Dahinter stecken vor allem: Kapitalinteressen. Die Motive dürften bei den ursprünglichen Unterzeichneten jedoch sehr unterschiedlich aussehen. Andere wollen Konflikte zwischen den verschiedenen Akteuren in der KI-Entwicklung vermeiden und eine kooperative Herangehensweise fördern. Das mag eine aufrichtige Motivation sein. In der gegenwärtigen gesellschaftlichen Gemengelage wird dies allerdings ein frommer Wunsch bleiben.
Vor allem handelt es sich bei dem Offenen Brief um den Versuch von KI-Unternehmen, einen Wettbewerbsvorteil zu gewinnen. Durch ein Moratorium bei der Weiterentwicklung ließe sich die eigene Position im Wettbewerb verteidigen oder ausbauen und die Gefahr vermindern, von der Konkurrenz entthront zu werden.

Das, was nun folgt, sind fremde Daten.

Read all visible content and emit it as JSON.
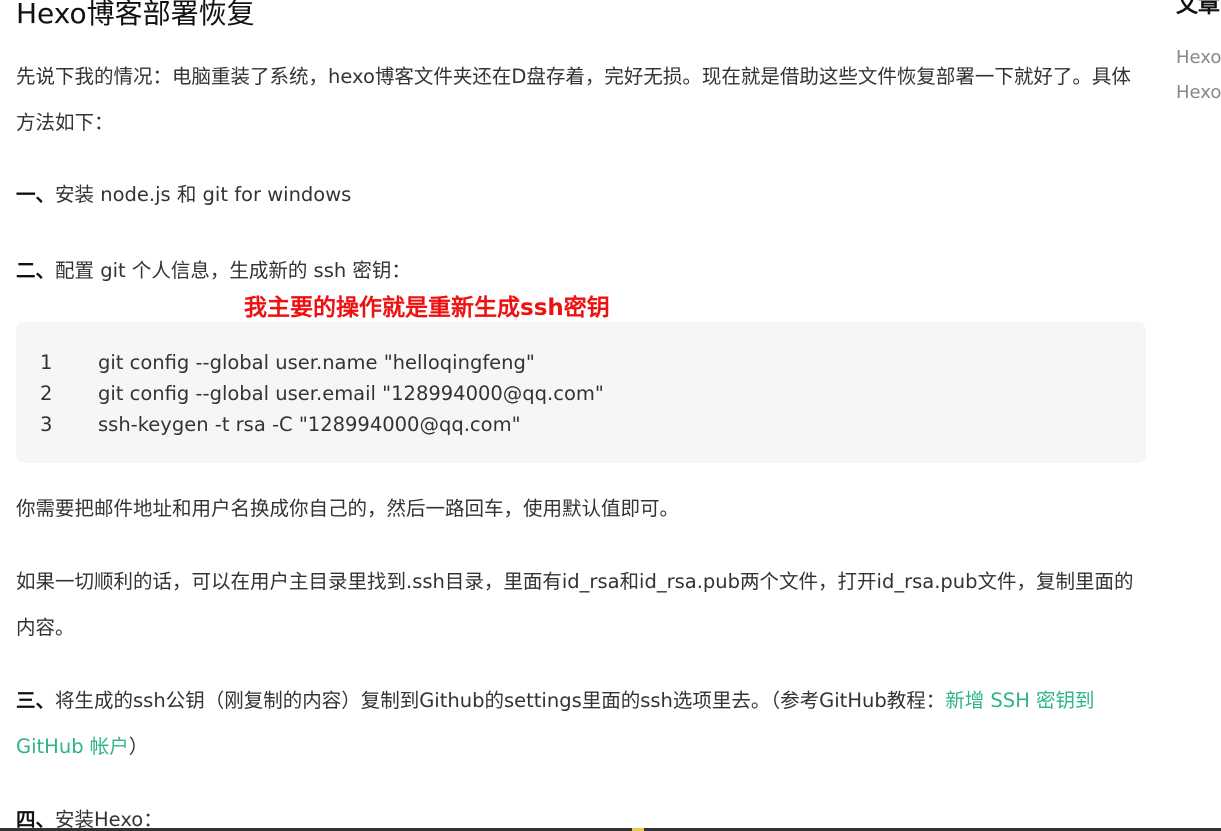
{
  "article": {
    "title": "Hexo博客部署恢复",
    "intro": "先说下我的情况：电脑重装了系统，hexo博客文件夹还在D盘存着，完好无损。现在就是借助这些文件恢复部署一下就好了。具体方法如下：",
    "step1": {
      "label": "一、",
      "text": "安装 node.js 和 git for windows"
    },
    "step2": {
      "label": "二、",
      "text": "配置 git 个人信息，生成新的 ssh 密钥："
    },
    "annotation": "我主要的操作就是重新生成ssh密钥",
    "code": [
      {
        "num": "1",
        "text": "git config --global user.name \"helloqingfeng\""
      },
      {
        "num": "2",
        "text": "git config --global user.email \"128994000@qq.com\""
      },
      {
        "num": "3",
        "text": "ssh-keygen -t rsa -C \"128994000@qq.com\""
      }
    ],
    "note1": "你需要把邮件地址和用户名换成你自己的，然后一路回车，使用默认值即可。",
    "note2": "如果一切顺利的话，可以在用户主目录里找到.ssh目录，里面有id_rsa和id_rsa.pub两个文件，打开id_rsa.pub文件，复制里面的内容。",
    "step3": {
      "label": "三、",
      "text": "将生成的ssh公钥（刚复制的内容）复制到Github的settings里面的ssh选项里去。（参考GitHub教程：",
      "link": "新增 SSH 密钥到 GitHub 帐户",
      "suffix": "）"
    },
    "step4": {
      "label": "四、",
      "text": "安装Hexo："
    }
  },
  "sidebar": {
    "title": "文章",
    "items": [
      "Hexo",
      "Hexo"
    ]
  },
  "colors": {
    "link": "#2fb48a",
    "annotation": "#ee1111",
    "code_bg": "#f6f6f6"
  }
}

Gleichzeitig bietet die Initiative zweifelhaften Charakteren wie Elon Musk die Gelegenheit, sich als Menschenfreunde darzustellen, die um die Zukunft dieses Planeten in Sorge seien.
Wir sollten den technischen Fortschritt dialektisch begreifen. Dazu gehört, die Gefahren nicht schönzureden. Realistischer als eine Machtergreifung der KI ist aber ein Prozess der gesellschaftlichen Entfremdung und eine ausufernde Erfassung und Verarbeitung von persönlichen Daten. Und natürlich sind solche Werkzeuge auch ein Geschenk für jede Desinformationskampagne, denn ChatGPT »erfindet« gerne Quellenangaben inklusive der dazugehörigen Internetseiten. Wer damit arbeiten will, darf also nie auf dieses Instrument vertrauen..
Wir sollten uns die Technik aneignen, sie nutzen und eigene Erfahrungen mit ihr machen. Die Skepsis darf nicht dazu führen, dass wir den gesellschaftlichen Anschluss verlieren und grundlos auf Fortschritte bei Produktivität und Effizienz verzichten.